We expect that some bash commands will result in an error status, so we explicitly raise ToolError rather than a normal exception.

Tool Choice

By default models will use a tool if they think it’s appropriate for the given task. You can override this behaviour using the tool_choice parameter of the use_tools() Solver. For example:

# let the model decide whether to use the tool
use_tools(addition(), tool_choice="auto")

# force the use of a tool
use_tools(addition(), tool_choice=ToolFunction(name="addition"))

# prevent use of tools
use_tools(addition(), tool_choice="none")

The last form (tool_choice="none") would typically be used to turn off tool usage after an initial generation where the tool used. For example:

plan = [
  use_tools(addition(), tool_choice=ToolFunction(name="addition")),
  generate(),
  follow_up_prompt(),
  use_tools(tool_choice="none"),
  generate()
]

Built-In Tools

Inspect has several built-in tools, including:

web_search(), which uses the Google Search API to execute and summarise web searches.
bash() and python(), for executing arbitrary shell and Python code.

Web Search

The web_search() tool provides models the ability to enhance their context window by performing a search. By default web searches retrieve 10 results from a provider, uses a model to determine if the contents is relevant then returns the top 3 relevant search results to the main model. Here is the definition of the web_search() function:

def web_search(
    provider: Literal["google"] = "google",
    num_results: int = 3,
    max_provider_calls: int = 3,
    max_connections: int = 10,
    model: str | Model | None = None,
) -> Tool:
    ...

You can use the web_search() tool in a plan like this:

plan=[
    use_tools(web_search()), 
    generate()
],

Web search options include:

provider—Web search provider (currently only Google is supported, see below for instructions on setup and configuration for Google).
num_results—How many search results to return to the main model (defaults to 5).
max_provider_calls—Number of times to retrieve more links from the search provider in case previous ones were irrelevant (defaults to 3).
max_connections—Maximum number of concurrent connections to the search API provider (defaults to 10).
model—Model to use to determine if search results are relevant (defaults to the model currently being evaluated).

Google Provider

The web_search() tool uses Google Programmable Search Engine.
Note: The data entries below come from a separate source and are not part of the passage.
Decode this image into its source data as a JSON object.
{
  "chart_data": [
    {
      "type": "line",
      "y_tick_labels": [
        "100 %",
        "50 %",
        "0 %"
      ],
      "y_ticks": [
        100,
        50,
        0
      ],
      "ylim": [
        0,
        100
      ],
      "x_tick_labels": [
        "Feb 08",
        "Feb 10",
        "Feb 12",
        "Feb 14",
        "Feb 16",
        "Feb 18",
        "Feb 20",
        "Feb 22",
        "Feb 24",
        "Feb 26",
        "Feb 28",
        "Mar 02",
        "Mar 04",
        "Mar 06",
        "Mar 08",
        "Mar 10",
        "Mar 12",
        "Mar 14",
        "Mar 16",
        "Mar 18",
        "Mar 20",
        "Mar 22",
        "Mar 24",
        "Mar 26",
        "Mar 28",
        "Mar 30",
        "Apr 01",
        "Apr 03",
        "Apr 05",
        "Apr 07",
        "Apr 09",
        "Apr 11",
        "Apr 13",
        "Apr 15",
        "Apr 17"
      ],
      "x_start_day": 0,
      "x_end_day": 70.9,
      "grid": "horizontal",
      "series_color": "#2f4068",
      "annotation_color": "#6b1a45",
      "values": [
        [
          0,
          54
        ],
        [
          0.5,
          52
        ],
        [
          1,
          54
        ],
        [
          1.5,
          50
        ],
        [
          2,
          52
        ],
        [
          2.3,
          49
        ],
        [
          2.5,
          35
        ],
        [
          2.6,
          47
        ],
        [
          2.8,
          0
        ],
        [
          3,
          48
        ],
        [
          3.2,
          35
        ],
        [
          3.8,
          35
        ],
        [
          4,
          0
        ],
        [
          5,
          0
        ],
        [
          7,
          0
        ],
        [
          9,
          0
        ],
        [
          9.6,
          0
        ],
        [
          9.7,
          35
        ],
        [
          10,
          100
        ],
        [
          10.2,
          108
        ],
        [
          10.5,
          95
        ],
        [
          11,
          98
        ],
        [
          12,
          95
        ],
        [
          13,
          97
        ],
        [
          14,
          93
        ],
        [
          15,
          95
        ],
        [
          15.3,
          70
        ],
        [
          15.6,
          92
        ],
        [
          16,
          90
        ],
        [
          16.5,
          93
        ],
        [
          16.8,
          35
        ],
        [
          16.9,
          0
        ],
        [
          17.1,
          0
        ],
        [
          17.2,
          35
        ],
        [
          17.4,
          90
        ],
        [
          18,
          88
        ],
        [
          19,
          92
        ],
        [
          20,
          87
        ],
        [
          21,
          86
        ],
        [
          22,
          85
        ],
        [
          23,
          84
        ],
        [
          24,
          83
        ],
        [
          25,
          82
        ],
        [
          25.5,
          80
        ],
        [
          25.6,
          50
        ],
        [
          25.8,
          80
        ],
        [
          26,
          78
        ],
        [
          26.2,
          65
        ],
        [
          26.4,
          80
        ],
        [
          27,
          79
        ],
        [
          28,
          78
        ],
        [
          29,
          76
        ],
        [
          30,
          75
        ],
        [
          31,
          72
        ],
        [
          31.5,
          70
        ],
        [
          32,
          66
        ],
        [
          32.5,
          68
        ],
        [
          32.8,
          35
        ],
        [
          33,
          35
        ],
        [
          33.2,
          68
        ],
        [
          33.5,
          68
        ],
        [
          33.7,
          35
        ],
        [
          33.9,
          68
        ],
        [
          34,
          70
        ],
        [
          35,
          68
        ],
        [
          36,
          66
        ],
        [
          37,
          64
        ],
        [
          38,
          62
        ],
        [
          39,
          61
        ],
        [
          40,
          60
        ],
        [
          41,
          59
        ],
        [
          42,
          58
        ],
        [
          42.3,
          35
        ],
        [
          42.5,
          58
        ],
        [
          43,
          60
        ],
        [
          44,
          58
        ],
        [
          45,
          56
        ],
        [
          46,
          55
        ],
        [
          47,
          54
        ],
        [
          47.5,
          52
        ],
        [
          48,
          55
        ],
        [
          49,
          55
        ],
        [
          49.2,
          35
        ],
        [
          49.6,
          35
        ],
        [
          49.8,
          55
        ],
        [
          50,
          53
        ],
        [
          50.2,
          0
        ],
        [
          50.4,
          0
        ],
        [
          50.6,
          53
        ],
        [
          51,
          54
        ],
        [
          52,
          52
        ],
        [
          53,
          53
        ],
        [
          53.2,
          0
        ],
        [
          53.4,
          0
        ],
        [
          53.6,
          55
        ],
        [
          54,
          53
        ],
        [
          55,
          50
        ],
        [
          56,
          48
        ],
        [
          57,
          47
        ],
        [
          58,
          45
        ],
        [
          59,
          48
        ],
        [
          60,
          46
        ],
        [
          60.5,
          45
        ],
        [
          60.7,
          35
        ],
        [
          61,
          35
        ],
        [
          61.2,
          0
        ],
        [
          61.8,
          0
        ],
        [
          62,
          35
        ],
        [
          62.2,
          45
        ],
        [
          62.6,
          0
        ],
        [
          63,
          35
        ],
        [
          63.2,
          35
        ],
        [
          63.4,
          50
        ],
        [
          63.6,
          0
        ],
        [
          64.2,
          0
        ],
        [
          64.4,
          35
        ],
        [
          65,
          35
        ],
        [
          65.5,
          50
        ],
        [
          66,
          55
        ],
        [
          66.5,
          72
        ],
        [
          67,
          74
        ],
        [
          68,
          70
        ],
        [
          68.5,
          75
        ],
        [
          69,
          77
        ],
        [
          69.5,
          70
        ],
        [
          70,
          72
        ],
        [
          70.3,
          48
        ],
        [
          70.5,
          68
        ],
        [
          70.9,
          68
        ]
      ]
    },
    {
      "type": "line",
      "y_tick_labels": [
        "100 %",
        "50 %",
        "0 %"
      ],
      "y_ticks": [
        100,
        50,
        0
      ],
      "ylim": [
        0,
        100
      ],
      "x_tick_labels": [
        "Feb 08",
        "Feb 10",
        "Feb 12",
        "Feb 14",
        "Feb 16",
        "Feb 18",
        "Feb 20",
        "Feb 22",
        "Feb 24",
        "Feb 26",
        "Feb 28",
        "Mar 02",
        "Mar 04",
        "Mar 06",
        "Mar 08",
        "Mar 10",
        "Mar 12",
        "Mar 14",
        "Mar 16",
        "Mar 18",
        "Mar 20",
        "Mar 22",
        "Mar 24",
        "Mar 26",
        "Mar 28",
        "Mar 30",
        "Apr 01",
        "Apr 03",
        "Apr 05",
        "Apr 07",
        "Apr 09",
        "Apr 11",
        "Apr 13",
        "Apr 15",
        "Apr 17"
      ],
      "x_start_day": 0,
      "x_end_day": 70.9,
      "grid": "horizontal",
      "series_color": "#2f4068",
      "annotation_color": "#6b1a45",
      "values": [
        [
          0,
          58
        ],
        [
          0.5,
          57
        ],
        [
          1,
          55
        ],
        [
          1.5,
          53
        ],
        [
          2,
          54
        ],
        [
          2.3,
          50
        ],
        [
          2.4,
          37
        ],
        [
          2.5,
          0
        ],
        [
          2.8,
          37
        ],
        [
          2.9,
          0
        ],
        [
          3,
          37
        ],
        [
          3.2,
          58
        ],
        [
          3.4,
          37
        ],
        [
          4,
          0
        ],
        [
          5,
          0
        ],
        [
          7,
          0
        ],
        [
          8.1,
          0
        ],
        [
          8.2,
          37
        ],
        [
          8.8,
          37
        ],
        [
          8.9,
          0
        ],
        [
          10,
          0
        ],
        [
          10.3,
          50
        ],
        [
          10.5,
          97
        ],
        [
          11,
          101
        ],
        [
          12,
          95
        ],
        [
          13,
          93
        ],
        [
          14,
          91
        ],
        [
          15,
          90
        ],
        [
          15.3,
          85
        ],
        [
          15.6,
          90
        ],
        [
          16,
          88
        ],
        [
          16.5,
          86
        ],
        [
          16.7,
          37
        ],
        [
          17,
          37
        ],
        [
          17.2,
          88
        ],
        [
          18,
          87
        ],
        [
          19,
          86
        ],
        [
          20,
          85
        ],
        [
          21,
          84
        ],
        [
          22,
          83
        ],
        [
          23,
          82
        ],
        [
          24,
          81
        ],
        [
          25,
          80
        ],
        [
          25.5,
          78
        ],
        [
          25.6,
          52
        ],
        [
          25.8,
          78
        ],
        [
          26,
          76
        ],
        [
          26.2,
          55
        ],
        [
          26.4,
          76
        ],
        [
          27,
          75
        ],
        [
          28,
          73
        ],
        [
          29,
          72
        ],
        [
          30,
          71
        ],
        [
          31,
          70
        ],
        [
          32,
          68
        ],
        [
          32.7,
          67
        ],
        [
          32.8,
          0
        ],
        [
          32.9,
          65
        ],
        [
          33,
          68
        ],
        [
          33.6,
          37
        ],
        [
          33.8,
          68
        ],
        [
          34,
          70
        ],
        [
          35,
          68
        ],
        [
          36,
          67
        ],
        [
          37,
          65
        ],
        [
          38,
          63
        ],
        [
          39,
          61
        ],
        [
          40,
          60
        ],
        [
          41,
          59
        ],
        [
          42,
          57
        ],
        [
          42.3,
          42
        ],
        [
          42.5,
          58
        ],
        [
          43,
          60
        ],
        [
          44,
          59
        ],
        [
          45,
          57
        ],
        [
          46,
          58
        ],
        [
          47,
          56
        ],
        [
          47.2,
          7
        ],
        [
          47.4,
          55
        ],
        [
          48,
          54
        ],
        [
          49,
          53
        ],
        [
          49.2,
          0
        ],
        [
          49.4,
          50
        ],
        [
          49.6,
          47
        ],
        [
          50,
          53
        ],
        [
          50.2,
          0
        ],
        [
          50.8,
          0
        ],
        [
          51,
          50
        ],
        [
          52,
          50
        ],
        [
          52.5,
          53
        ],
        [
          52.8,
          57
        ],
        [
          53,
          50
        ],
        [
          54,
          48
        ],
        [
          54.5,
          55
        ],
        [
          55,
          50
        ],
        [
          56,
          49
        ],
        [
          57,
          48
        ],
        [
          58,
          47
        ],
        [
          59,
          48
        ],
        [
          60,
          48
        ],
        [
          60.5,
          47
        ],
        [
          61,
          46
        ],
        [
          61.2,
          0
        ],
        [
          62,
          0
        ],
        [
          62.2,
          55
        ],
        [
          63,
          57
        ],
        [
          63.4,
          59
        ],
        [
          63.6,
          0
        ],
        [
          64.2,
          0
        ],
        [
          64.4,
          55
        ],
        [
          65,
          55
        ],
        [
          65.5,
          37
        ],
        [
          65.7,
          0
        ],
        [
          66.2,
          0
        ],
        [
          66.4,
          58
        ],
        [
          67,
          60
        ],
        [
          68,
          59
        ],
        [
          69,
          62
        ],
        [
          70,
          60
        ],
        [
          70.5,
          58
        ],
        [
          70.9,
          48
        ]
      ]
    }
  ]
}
To use it you will therefore need to setup your own Google Programmable Search Engine and also enable the Programmable Search Element Paid API. Then, ensure that the following environment variables are defined:

GOOGLE_CSE_ID — Google Custom Search Engine ID
GOOGLE_CSE_API_KEY — Google API key used to enable the Search API

Bash and Python

The bash() and python() tools enable execution of arbitrary shell commands and Python code, respectively. These tools require the use of a Tool Environment, which can provide sandboxing for untrusted code. For example, here is how you might use them in an evaluation where the model is asked to write code in order to solve capture the flag (CTF) challenges:

CMD_TIMEOUT = 180

@task
def intercode_ctf():
    return Task(
        dataset=read_dataset(),
        plan=[
            system_message("system.txt"),
            use_tools([
                bash(CMD_TIMEOUT), 
                python(CMD_TIMEOUT)
            ]),
            generate(),
        ],
        scorer=includes(),
        max_messages=30,
        tool_environment="docker",
    )

We specify a 3-minute timeout for execution of the bash and python tools to ensure that they don’t perform extremely long running operations.

See the Agents section for more details on how to build evaluations that allow models to take arbitrary actions over a longer time horizon.